When Luka thought about it, it kind of was. Aluminum was used exceedingly often on Earth, only iron and titanium came close. That wasn’t to say it didn’t have its own flaws, however. Any flaw could be overcome with enough planning and forethought.
“What do you need it for?” asked Cam.
“Nothing yet, just thinking about the future.” Luka paused for a moment, glancing at the iron fence posts. “I have a proposition.”
“I’m listening, bossman.”
“I’ll help you and your… bossman figure out the process of making aluminum for a few of those posts.”
Cam hummed loudly. “You know about the forging process?”
“Not exactly, but—” But what? Luka asked himself, thinking back to Earth. His memories were scrambled, but hedging into his focus were highly detailed reports about various kinds of aluminum tensile strengths and compression ratios.
He could picture the report. It was only a few pages long, stapled together in the corner and marked throughout with a pen.
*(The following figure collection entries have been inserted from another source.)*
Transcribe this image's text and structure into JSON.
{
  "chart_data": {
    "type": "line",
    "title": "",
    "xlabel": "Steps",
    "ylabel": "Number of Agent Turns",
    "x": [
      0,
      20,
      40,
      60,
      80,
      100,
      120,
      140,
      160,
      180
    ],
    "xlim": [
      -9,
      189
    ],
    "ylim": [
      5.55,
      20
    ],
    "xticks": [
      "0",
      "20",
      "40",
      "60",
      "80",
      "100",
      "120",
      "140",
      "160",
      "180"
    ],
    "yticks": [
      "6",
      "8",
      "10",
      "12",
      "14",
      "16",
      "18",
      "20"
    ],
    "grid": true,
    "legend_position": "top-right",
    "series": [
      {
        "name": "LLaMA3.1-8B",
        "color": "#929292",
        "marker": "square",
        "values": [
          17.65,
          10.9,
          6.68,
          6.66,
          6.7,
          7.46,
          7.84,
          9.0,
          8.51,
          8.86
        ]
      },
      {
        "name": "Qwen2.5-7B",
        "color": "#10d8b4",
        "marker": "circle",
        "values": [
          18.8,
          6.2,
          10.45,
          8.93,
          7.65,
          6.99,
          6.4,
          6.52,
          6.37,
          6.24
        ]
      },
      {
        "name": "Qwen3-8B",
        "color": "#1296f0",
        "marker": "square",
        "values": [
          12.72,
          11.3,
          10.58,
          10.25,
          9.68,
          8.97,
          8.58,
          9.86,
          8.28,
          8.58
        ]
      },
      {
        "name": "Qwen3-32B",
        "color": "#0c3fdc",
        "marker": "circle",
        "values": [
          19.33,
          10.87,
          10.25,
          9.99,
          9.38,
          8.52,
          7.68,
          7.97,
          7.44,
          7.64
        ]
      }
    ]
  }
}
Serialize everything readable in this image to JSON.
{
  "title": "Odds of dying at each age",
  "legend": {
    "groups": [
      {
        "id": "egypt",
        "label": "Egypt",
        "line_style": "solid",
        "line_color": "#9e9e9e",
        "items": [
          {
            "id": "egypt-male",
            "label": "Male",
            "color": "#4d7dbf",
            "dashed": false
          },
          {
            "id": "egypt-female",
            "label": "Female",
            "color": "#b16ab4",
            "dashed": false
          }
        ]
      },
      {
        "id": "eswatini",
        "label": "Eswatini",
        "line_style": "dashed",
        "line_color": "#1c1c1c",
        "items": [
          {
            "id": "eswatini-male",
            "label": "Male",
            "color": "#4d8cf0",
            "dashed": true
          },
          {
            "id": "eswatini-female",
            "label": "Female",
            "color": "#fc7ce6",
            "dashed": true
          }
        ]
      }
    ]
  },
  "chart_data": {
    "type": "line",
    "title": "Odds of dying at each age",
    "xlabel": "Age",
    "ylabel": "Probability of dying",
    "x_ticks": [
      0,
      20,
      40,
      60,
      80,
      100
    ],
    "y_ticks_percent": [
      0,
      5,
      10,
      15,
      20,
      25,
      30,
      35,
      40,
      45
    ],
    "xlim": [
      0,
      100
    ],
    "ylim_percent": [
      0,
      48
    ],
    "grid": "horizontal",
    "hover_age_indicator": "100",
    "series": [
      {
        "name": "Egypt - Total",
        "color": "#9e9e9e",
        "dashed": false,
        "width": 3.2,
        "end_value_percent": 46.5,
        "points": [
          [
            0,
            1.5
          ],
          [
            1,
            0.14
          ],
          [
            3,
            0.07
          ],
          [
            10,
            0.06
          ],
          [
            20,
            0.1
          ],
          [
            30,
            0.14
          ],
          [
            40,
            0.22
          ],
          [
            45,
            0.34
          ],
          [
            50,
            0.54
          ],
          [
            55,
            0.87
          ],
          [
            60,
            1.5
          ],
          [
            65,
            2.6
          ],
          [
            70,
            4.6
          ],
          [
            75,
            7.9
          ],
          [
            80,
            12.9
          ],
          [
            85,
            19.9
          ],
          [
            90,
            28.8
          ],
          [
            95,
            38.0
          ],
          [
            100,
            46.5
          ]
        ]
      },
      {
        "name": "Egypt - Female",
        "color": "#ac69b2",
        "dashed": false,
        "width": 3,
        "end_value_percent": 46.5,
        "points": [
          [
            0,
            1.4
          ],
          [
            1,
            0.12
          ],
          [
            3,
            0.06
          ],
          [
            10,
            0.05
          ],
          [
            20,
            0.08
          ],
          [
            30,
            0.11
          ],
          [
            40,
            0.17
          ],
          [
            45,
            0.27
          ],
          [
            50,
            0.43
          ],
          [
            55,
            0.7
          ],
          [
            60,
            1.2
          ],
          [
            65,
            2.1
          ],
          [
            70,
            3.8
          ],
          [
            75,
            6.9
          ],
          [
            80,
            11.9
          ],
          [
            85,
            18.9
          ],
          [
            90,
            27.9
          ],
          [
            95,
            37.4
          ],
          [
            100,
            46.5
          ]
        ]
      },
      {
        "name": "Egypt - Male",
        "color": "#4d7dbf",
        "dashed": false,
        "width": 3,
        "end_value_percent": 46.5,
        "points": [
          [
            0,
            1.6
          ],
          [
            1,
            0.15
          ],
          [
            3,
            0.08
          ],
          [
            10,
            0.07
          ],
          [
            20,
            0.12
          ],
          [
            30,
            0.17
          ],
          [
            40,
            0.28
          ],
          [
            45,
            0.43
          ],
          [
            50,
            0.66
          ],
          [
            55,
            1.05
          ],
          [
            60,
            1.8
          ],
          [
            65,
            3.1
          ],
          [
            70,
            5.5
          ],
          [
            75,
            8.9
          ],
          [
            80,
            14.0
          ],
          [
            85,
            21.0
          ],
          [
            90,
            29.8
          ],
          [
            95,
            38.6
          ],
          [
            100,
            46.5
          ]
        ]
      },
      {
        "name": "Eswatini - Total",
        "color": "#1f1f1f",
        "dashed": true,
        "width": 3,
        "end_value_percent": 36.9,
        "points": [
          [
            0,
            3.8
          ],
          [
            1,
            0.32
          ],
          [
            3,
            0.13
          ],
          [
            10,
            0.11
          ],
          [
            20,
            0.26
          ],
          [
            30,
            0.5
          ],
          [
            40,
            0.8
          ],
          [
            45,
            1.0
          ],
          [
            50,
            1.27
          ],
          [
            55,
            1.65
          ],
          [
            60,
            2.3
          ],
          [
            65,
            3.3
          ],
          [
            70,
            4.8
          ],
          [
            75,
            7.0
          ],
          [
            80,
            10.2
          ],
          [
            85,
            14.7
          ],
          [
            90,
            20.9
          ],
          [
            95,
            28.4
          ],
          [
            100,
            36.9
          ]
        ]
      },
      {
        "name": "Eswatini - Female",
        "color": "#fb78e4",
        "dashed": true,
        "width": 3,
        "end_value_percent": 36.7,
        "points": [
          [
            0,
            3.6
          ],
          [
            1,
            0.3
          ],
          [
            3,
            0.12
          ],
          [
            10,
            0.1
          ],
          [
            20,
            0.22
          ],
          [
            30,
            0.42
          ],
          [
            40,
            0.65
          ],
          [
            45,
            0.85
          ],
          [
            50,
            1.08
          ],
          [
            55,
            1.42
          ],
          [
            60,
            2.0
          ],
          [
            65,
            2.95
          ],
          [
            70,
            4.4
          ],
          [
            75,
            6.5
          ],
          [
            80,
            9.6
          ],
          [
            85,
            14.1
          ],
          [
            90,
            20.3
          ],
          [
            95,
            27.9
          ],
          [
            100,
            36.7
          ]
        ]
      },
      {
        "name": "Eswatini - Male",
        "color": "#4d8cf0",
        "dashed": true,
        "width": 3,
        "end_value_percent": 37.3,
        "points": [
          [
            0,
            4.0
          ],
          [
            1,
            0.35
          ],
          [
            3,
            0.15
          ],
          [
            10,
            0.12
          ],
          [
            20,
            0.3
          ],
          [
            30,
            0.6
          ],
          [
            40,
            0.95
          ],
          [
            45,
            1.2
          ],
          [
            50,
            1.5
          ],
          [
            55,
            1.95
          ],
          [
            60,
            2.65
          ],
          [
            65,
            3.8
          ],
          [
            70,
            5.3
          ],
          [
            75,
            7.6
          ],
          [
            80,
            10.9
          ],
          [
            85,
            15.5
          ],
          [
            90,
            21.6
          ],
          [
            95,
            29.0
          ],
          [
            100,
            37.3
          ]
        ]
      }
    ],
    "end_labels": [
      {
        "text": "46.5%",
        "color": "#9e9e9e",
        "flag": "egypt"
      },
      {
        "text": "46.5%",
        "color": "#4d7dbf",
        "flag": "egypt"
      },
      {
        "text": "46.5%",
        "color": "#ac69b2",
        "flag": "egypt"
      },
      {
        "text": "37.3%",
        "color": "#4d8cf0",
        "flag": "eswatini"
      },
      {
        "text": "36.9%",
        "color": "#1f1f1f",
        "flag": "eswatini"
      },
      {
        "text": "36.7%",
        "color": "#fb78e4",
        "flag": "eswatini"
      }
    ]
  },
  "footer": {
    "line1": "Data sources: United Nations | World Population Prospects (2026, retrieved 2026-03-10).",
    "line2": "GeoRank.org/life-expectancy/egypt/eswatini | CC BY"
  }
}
Plastered across the top page was a coversheet, along with the warning: TOP SECRET.
“Bossman?” Cam asked.
Luka shook himself. “Sorry, got lost in… something. I know a lot about aluminum. I think I can help two forging experts figure out the process, yeah.”
“I don’t know, bossman. This seems like something the Forgemaster would want to discuss.”
Luka shrugged and showed off his sack of meat. “Then come down by the courthouse later today when you two are done. I’ll be making smashburgers and I’ve got plenty of meat—probably enough to feed the whole village if I’m being honest. If your boss doesn’t like the deal, then I’ll pay for the posts some other way.”
“Lovely,” Franky muttered, predatorily staring at the sack. “Love me some good meat.”
Cam wiped his dripping sweat again. “Yeah, sounds good enough for me, then.” He paused. “What’s a smashburger?”
“Beef,” Franky purred.
“I love beef!”
They departed a moment later, two fence posts in hand. Once they were following their noses to Iop’s bakery, Franky leaned in close.
“Be careful of what you share from Er-arth. People would harm Cam and Forgemaster Adam if this ale-you-in-tium stuff.”
Luka frowned at the statement but took the words to heart. It made sense when he thought about it. As Tram was saying before, people would be coming to him to take ideas and steal riches—why wouldn’t they do the same for people around him as well?
“Want me to carry that?” Franky asked after a short stop in the bakery.
Luka gladly passed over the sack of meat. “Hey, does this world have mayonnaise?”
The orc scoffed. “What kind of question is that? Of course, we do! We’re not heathens!”
Chuckling, Luka said, “We should get some eggs and oil then.”
“And a bit of gra’mak’lish’lem for flavor!” The word sounded like a chainsaw.
“What’s that?”
“Oh, sorry,” Franky said. “That was Orcish for lemon.”